New Webomics™- (Abridged Title)

Remember what I said yesterday about getting to know new webcomics? Got that in spades today. First up, a missive from Elan’ Rodger Trinidad who wrote:

I’m an Eisner Nominee for Best Digital Comic

Quick pause here — Trinidad’s nomination is for Speak No Evil (subtitled Melancholy of a Space Mexican) and it’s some really great work. The story is imaginative and compelling, and the art reminds me of reading third-hand, months-old issues of 2000 A.D. back in the late ’80s. It’s less than 40 pages long, and you should go read it now. I’ll wait.

Back? Okay, good. On with the email:

and I just wanted to share with you my newest project: God™- (the abridged title).

Me again. The full title is God™-©2xx8 [blurred] Incorporated. All rights reserved. God and all related characters, titles, names and documents are trademarks of [blurred] Incorporated. No similarity between any of the names, characters, persons and/or institutions in this deity with those of any living or dead person or institutions is intended and any such similarity which may exist is purely coincidental. Keep an eye on where it says [blurred] and be prepared to read between the lines:

Some day the intellectual property of God will be owned by a media, entertainment, and theme park corporation that rhymes with “Malt Crispy”. The Apocalypse is looming and it’s up to Reverend Joeb Kim, an ordained minister in the Sacred Order of Accounting, to stop it.

Trinidad says he’s going for a Hitchhiker’s Guide vibe, and he pretty much succeeds in conveying the absurdism you’d find in the Nerd Bible, but his corporate satire is sharper than what Douglas Adams wrote. I’m picking up overtone vibes of Snow Crash and Howard Chaykin’s American Flagg!; just check out the sequence where our hero has to decide whether to order the Very Large Coffee Franchise‘s new offering, Dirt in Hot Waterâ„¢ … or decaf. Click forward for the next few pages and revel in the adspeak. This is the sort of satire that is designed on a genetic level to appeal to me.

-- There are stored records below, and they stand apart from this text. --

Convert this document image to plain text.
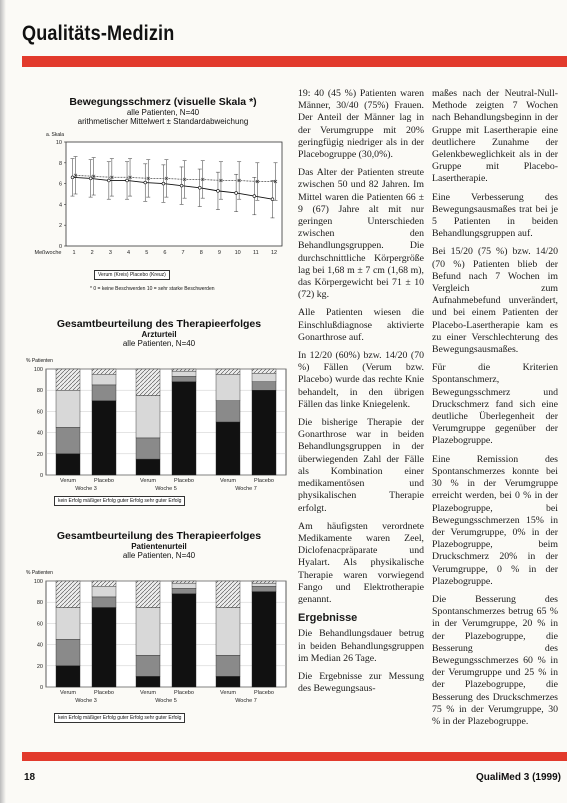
Qualitäts-Medizin
Bewegungsschmerz (visuelle Skala *)
alle Patienten, N=40
arithmetischer Mittelwert ± Standardabweichung
a. Skala
0
2
4
6
8
10
1	2	3	4	5	6	7	8	9 10 11 12
Meßwoche
Verum (Kreis) Placebo (Kreuz)
* 0 = keine Beschwerden 10 = sehr starke Beschwerden
Gesamtbeurteilung des Therapieerfolges
Arzturteil
alle Patienten, N=40
% Patienten
0
20
40
60
80
100
Verum	Placebo	Verum	Placebo	Verum	Placebo
Woche 3	Woche 5	Woche 7
kein Erfolg mäßiger Erfolg guter Erfolg sehr guter Erfolg
Gesamtbeurteilung des Therapieerfolges
Patientenurteil
alle Patienten, N=40
% Patienten
0
20
40
60
80
100
Verum	Placebo	Verum	Placebo	Verum	Placebo
Woche 3	Woche 5	Woche 7
kein Erfolg mäßiger Erfolg guter Erfolg sehr guter Erfolg

19: 40 (45 %) Patienten waren Männer, 30/40 (75%) Frauen. Der Anteil der Männer lag in der Verumgruppe mit 20% geringfügig niedriger als in der Placebogruppe (30,0%).

Das Alter der Patienten streute zwischen 50 und 82 Jahren. Im Mittel waren die Patienten 66 ± 9 (67) Jahre alt mit nur geringen Unterschieden zwischen den Behandlungsgruppen. Die durchschnittliche Körpergröße lag bei 1,68 m ± 7 cm (1,68 m), das Körpergewicht bei 71 ± 10 (72) kg.

Alle Patienten wiesen die Einschlußdiagnose aktivierte Gonarthrose auf.

In 12/20 (60%) bzw. 14/20 (70 %) Fällen (Verum bzw. Placebo) wurde das rechte Knie behandelt, in den übrigen Fällen das linke Kniegelenk.

Die bisherige Therapie der Gonarthrose war in beiden Behandlungsgruppen in der überwiegenden Zahl der Fälle als Kombination einer medikamentösen und physikalischen Therapie erfolgt.

Am häufigsten verordnete Medikamente waren Zeel, Diclofenacpräparate und Hyalart. Als physikalische Therapie waren vorwiegend Fango und Elektrotherapie genannt.

Ergebnisse

Die Behandlungsdauer betrug in beiden Behandlungsgruppen im Median 26 Tage.

Die Ergebnisse zur Messung des Bewegungsaus-

maßes nach der Neutral-Null-Methode zeigten 7 Wochen nach Behandlungsbeginn in der Gruppe mit Lasertherapie eine deutlichere Zunahme der Gelenkbeweglichkeit als in der Gruppe mit Placebo-Lasertherapie.

Eine Verbesserung des Bewegungsausmaßes trat bei je 5 Patienten in beiden Behandlungsgruppen auf.

Bei 15/20 (75 %) bzw. 14/20 (70 %) Patienten blieb der Befund nach 7 Wochen im Vergleich zum Aufnahmebefund unverändert, und bei einem Patienten der Placebo-Lasertherapie kam es zu einer Verschlechterung des Bewegungsausmaßes.

Für die Kriterien Spontanschmerz, Bewegungsschmerz und Druckschmerz fand sich eine deutliche Überlegenheit der Verumgruppe gegenüber der Plazebogruppe.

Eine Remission des Spontanschmerzes konnte bei 30 % in der Verumgruppe erreicht werden, bei 0 % in der Plazebogruppe, bei Bewegungsschmerzen 15% in der Verumgruppe, 0% in der Plazebogruppe, beim Druckschmerz 20% in der Verumgruppe, 0 % in der Plazebogruppe.

Die Besserung des Spontanschmerzes betrug 65 % in der Verumgruppe, 20 % in der Plazebogruppe, die Besserung des Bewegungsschmerzes 60 % in der Verumgruppe und 25 % in der Plazebogruppe, die Besserung des Druckschmerzes 75 % in der Verumgruppe, 30 % in der Plazebogruppe.

18	QualiMed 3 (1999)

By the way, webcomic creators are eligible to vote for the Eisners. I know your money is on Carla Speed McNeil, but if this news about webcomic creators voting is new to you and you want to let everyone know it on your blog, at least do me a favor and do a fair review on one of my comics.

Done, and done! Trinidad’s right that my non-existant vote is for Carla Speed McNeil, but if you’re eligible to vote give Speak No Evil all due consideration because it’s damn good (and slightly nightmarish) work. And God™? Going to be keeping a very close eye on this one — I get the feeling that when Trinidad sets his sights on a target ripe for ridicule, his Wacom stylus transforms into something like a surgical scalpel grafted onto a blunt weapon. A+++++ WOULD TAUNT LARGE CORPORATE ENTITIES AGAIN.

Speaking of new strips, may I point you to Much the Miller’s Son? Think Groo the Wanderer starring one of the minor characters of the Robin Hood legend, with an art style that crosses Aragones with ’70s-era Peyo; right now it seems that the links to the first chapter (The Good, The Bad, and Much), but the second chapter (The Archery Contest) is a real treat, so please enjoy. The site’s been a little wonky for me, but that may be a side effect of the massive re-tweeting it got yesterday.

Okay, so that’s three webcomics you have to get caught up on or we can’t be friends. You didn’t have anything important to do at work today, did you? Awesome.